Have you heard the one about the global conspiracy that polio is rampant in India because thousands of cases of acute flaccid paralysis (AFP) occur there each year? Follow me over here dear readers, we have another lie to debunk, driven by that small but loud cabal of confused pro-disease activists I call hardcore anti-vaxxers.
In my last post, “No, they didn’t rename polio“, I tried to make it clear that India and the region it sits within were declared free of polio transmission years ago (see that evolve in the tables below).
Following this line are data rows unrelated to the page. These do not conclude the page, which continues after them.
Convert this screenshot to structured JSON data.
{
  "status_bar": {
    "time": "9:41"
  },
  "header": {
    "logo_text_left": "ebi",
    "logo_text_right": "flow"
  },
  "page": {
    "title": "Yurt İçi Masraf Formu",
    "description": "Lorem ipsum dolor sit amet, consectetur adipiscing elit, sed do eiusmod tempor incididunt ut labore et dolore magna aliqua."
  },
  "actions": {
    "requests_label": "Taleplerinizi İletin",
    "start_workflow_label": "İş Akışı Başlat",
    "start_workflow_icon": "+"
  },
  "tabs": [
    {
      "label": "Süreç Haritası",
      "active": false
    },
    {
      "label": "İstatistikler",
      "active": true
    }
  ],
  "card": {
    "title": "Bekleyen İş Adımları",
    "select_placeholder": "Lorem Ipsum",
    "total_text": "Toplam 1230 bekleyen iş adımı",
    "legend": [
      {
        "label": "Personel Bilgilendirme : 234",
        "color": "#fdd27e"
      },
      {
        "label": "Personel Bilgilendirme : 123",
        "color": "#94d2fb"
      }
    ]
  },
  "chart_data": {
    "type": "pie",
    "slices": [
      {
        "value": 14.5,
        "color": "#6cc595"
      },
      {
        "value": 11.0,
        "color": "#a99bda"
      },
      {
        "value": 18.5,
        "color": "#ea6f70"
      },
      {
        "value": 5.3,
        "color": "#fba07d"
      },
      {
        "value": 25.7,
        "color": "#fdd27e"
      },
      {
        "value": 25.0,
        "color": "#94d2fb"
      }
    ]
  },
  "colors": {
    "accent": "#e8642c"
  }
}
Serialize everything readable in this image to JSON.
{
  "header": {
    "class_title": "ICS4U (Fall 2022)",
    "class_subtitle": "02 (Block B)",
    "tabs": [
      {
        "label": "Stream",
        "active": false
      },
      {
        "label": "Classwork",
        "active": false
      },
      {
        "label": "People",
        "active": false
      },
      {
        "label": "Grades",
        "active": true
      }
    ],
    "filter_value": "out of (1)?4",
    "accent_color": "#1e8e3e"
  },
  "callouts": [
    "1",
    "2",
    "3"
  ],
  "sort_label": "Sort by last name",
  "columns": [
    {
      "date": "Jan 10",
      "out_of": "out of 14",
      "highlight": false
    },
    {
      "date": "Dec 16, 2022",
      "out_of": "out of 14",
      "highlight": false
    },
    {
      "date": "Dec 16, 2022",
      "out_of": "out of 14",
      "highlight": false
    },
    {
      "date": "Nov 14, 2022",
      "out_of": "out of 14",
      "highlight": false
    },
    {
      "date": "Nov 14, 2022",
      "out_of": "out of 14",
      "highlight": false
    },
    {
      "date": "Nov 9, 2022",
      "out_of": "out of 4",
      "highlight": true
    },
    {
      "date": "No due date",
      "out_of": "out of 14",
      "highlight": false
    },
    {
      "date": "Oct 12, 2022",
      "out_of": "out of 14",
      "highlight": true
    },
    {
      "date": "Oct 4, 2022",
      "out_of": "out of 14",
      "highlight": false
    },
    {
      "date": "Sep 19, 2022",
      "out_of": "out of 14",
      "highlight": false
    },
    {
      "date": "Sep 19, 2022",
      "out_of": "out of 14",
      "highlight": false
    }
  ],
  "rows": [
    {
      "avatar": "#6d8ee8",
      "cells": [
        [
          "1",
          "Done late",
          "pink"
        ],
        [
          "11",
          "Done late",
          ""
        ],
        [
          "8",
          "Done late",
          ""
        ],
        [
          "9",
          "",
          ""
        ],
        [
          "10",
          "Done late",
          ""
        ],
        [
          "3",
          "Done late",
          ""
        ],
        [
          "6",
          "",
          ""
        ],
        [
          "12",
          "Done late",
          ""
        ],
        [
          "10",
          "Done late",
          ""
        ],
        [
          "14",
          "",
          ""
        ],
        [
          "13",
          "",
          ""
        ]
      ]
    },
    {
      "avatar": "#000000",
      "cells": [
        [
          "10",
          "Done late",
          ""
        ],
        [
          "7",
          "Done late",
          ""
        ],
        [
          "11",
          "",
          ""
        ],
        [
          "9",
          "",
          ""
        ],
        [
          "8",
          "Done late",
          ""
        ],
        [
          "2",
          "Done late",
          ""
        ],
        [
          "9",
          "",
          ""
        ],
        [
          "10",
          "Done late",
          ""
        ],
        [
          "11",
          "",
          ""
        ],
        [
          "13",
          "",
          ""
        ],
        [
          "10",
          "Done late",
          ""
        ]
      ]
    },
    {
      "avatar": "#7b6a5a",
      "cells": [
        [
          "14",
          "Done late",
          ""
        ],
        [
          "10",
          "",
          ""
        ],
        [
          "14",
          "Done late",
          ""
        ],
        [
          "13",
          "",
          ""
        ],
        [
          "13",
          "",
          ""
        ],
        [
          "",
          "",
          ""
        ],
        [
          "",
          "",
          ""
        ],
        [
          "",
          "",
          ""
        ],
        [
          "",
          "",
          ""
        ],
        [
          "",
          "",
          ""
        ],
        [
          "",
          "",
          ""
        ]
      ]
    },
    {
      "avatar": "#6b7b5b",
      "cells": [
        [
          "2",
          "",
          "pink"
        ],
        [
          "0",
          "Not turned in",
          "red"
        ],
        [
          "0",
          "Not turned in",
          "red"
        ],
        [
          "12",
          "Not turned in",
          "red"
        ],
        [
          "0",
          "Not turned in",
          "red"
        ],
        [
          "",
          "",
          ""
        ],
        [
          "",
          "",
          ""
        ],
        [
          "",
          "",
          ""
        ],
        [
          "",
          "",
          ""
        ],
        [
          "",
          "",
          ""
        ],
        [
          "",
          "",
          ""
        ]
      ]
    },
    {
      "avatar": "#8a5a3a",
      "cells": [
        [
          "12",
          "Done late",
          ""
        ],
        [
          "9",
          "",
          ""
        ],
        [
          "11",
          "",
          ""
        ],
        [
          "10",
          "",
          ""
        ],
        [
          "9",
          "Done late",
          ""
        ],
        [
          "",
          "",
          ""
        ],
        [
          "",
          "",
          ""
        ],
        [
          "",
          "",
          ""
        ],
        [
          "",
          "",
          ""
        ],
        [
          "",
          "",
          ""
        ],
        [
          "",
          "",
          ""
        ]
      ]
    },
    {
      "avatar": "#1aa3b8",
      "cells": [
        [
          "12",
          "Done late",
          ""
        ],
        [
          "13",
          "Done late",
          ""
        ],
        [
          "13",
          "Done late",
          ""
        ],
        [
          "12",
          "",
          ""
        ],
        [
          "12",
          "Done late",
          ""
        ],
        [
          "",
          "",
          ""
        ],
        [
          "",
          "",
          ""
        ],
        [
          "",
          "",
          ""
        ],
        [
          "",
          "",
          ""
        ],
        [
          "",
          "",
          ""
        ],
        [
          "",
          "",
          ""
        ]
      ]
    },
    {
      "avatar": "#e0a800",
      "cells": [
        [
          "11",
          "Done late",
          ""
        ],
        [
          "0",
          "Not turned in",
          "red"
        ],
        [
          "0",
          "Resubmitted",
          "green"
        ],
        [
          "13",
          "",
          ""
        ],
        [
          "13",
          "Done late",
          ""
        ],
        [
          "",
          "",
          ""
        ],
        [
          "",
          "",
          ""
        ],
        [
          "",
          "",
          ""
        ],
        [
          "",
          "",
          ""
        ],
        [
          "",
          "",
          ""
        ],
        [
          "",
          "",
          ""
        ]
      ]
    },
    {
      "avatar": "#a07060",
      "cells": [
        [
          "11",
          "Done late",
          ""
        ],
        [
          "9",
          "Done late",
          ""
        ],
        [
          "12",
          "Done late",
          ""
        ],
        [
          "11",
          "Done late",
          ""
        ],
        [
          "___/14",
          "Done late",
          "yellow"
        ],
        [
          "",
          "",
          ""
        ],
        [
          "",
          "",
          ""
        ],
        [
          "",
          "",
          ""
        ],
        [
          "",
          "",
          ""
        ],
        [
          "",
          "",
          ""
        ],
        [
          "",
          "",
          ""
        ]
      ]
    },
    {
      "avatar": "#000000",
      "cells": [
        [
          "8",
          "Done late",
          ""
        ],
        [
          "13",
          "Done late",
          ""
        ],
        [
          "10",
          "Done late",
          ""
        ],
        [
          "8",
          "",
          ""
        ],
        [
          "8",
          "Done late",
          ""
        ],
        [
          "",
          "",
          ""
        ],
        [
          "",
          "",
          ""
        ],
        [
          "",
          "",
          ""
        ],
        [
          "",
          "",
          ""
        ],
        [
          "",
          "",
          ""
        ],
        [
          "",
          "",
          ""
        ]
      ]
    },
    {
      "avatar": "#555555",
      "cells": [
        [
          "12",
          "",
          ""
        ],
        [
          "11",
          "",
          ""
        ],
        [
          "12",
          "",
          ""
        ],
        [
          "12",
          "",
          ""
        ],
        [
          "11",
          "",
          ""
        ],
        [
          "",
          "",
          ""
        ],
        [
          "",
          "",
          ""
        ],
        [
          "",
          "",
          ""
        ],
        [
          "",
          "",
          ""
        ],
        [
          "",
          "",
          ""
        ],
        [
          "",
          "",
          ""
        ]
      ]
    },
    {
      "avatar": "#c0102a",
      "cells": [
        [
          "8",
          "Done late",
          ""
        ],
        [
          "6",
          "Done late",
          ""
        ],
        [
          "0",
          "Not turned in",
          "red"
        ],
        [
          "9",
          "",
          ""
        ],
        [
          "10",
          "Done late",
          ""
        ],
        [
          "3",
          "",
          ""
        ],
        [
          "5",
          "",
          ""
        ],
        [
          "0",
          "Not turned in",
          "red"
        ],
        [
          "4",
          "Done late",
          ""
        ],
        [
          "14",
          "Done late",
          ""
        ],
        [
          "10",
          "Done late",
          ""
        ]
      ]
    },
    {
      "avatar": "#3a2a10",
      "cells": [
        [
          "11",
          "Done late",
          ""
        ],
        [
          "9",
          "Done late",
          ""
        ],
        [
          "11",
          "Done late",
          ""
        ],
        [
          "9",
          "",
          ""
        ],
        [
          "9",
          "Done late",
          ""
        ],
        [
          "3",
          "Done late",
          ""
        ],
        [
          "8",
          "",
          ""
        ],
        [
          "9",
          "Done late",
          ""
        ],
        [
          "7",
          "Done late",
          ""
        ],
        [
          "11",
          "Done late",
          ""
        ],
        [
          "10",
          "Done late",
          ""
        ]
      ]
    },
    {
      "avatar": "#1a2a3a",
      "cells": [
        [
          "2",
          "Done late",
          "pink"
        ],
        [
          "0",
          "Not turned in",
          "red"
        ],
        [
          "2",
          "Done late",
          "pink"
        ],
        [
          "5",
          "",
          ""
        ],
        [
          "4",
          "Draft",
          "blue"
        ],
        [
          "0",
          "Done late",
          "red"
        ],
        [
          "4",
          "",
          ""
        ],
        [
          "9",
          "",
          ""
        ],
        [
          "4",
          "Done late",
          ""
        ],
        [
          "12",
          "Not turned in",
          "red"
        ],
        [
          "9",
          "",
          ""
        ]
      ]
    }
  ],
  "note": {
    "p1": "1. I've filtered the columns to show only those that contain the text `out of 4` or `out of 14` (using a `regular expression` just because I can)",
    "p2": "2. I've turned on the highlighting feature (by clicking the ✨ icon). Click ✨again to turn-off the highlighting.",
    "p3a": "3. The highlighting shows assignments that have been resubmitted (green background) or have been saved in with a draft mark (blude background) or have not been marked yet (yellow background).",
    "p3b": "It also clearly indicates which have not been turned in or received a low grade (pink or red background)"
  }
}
Part of that declaration was the development of a helluva lot of polio surveillance.
India and other countries free of wild or vaccine-derived poliovirus-induced disease keep watch to make sure it doesn’t appear. Which makes sense right? An easily transmitted infection somewhere can become an outbreak anywhere in an interconnected world.
But along with the conspiracy theory that renaming is behind the hidden poliovirus scourge we (absolutely do not) face, is the use of India’s large number of AFP cases to reinforce the myth. Let’s look at India and its AFP cases.
Yes, India has a lot of AFP cases
First things first. India is the second most populated country on earth. At writing, India hosts around 1,300,000,000 lives. In the six years of 2013 to 2018 inclusive, that massive population has reported between 36,107 and over 54,000 cases of AFP each year. Sounds vast, right? Compare that to the United States. Wait. No. You can’t because the US doesn’t seem to conduct AFP surveillance, or don’t provide those data to the World Health Organization (WHO). Let’s compare it to other countries then.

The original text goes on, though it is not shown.